'Bel fıtığıyla karıştırılıyor, 8 yıl gecikmeli tanı konuluyor’
Ankilozan spondilit, Türkiye'de yaklaşık 400 bin kişiyi etkileyen omurgada hareketi kısıtlayan iltihaplı romatizma hastalığıdır. AS tanısının 8 yıl gecikmeli konulduğunu söyleyen Prof. Dr. Süleyman Özbek, "Hastaların 3’te 1’ine yanlışlıkla bel fıtığı tanısı konuluyor" açıklamasında bulundu
Türkiye'de yaklaşık 400 bin kişiyi etkileyen omurgada hareketi kısıtlayan iltihaplı romatizma hastalığı olan ankilozan spondilit (AS) gizli tehlike saçıyor.
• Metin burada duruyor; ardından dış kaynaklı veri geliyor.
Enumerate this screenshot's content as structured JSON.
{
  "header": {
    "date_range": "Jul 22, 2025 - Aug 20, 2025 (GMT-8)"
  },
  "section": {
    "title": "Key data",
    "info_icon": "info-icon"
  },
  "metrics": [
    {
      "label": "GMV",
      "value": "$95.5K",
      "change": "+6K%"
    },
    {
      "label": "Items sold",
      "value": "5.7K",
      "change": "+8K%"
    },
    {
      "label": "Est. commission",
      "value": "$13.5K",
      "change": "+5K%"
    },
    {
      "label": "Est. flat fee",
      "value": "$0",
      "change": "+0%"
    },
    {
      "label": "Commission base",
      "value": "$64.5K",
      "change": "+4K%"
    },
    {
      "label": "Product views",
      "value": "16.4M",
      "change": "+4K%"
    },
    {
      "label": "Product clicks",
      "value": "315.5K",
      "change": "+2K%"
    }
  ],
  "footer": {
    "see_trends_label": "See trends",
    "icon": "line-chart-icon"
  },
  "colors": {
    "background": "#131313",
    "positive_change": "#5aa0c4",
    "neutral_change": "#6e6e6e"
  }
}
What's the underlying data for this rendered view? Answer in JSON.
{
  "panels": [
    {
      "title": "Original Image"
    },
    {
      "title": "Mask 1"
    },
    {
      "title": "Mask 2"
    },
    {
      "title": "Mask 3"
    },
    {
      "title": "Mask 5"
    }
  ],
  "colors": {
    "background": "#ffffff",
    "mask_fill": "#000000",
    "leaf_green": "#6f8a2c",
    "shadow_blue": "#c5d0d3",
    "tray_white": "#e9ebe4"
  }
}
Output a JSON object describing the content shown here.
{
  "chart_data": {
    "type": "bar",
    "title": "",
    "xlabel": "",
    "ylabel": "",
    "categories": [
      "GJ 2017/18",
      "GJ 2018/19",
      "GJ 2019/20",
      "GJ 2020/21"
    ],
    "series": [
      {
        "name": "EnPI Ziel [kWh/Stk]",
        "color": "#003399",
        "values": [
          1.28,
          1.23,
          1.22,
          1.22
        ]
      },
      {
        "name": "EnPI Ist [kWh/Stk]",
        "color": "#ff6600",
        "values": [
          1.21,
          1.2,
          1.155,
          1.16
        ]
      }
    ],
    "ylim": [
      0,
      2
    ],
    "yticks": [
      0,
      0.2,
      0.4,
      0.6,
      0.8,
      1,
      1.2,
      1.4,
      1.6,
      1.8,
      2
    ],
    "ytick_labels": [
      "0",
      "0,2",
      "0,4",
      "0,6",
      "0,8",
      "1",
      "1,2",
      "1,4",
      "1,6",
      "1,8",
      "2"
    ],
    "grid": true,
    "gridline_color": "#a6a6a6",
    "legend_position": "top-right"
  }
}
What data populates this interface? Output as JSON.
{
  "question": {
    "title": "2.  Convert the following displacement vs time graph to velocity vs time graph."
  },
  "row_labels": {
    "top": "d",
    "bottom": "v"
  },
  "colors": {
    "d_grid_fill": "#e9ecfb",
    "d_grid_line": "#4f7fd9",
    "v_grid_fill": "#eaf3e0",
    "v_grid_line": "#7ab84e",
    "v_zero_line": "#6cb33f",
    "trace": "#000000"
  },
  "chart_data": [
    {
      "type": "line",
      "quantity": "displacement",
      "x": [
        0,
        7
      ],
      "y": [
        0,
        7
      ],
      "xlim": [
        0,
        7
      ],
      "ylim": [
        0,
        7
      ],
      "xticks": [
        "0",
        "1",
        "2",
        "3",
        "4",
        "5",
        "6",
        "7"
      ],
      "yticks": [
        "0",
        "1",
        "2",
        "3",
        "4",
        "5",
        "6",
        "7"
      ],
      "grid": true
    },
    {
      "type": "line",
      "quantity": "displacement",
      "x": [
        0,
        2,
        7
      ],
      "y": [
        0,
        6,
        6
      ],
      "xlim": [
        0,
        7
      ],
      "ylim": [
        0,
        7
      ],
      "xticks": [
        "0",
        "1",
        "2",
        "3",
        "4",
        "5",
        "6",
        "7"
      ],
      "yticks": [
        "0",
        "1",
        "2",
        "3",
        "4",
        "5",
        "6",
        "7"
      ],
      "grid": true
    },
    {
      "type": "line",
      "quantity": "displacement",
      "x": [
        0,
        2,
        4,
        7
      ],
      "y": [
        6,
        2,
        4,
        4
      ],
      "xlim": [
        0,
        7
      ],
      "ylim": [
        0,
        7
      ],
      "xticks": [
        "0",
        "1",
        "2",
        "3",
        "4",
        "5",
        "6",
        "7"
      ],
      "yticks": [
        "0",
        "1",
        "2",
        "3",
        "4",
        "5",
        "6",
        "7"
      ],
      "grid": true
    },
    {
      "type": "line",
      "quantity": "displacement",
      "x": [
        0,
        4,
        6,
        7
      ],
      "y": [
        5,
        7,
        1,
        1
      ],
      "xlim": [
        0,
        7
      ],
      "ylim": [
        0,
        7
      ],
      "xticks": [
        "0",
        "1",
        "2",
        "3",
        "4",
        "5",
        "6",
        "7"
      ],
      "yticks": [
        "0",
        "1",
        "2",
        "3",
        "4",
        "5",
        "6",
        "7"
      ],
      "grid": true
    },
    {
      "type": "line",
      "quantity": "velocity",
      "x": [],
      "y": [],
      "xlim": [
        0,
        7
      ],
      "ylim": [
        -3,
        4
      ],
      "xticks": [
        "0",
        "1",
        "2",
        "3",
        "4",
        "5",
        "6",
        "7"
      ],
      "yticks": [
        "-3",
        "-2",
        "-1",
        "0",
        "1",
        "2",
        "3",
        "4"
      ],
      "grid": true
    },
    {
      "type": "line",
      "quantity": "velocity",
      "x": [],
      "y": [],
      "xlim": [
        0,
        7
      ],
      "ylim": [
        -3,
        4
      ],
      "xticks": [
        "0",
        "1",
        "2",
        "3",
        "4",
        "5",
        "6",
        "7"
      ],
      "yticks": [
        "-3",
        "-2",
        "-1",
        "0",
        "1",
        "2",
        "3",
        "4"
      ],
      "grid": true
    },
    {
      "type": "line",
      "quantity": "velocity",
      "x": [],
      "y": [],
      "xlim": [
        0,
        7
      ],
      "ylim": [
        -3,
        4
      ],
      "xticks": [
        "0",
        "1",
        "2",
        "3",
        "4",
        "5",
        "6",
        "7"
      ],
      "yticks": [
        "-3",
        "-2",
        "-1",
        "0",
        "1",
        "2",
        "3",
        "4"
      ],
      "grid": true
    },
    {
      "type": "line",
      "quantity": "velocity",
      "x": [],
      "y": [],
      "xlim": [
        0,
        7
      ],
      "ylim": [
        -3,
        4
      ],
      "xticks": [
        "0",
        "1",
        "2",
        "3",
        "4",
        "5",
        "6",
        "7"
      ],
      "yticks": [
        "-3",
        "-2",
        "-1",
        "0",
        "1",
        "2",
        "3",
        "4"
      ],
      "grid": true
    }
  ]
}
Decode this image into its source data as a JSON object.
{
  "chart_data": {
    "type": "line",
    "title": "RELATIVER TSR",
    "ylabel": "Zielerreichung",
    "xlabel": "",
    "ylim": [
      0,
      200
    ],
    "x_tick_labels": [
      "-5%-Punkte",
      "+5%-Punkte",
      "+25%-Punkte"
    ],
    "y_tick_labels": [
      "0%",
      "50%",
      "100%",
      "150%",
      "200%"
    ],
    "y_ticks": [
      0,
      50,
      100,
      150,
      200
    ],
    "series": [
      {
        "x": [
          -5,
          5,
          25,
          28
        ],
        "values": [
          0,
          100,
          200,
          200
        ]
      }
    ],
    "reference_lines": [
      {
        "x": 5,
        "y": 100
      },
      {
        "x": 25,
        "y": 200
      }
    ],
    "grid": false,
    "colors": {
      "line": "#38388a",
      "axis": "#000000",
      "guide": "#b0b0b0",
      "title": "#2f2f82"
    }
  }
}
Gazete Habertürk'ten Fatmanur Boylu'nun haberine göre; AS tanısının 8 yıl gecikmeli konulduğunu belirten Çukurova Üniversitesi Tıp Fakültesi Romatoloji Bölümü Öğretim Üyesi Prof. Dr. Süleyman Özbek, “Hastaların 3’te 1’ine yanlışlıkla bel fıtığı tanısı konuluyor. Yanlış tanı konulan hastaların yüzde 7’si bu nedenle operasyon geçiriyor. Operasyon geçiren hastalarda doğru tanı gecikmesi 11 yıla çıkıyor” dedi. 15-40 yaş arası erkeklerde kadınlara göre 3 kat daha fazla görülen iltihaplı romatizma hastalığı olan AS ve bel fıtığının taban tabana zıt hastalıklar olduğunu vurgulayan Özbek, “En temel belirtisi 3 aydan uzun süren bel ağrısı. Bel fıtığı istirahatle geriler, oysa AS dinlendikçe artar. AS genetik bir rahatsızlık. Erken teşhis konulmazsa bu kişiler bir daha gökyüzüne bakamaz. Sürekli ağrılar, dinlenme anlarında ve gece saatlerinde artan ağrılar, sabah tutuklukları AS belirtisidir. Ağrılar hareket halinde azalır” diye konuştu.
‘EGZERSİZ ÖNEMLİ’
AS’nin ömür boyu devam eden ve kesin tedavisi olmayan bir hastalık olduğunu söyleyen Özbek, “Asıl önemli olan sinsi bir şekilde bedene yerleşen AS gibi hastalıkların geç tanınması. 8 yıllık geç tanı doğal olarak tedavi başarısını düşürüyor. AS’nin tedavisinde ameliyat bir yöntem değil. Bu hastalığın kesinlikle tedavisi yok gibi görüşlere inanmayın. Erken tanı, tedavi, egzersiz ve ilaçlarla kişinin yaşam kalitesi ve süresi normal düzeye döndürülebilir. En büyük düşman hareketsizlik ve sigaradır” dedi.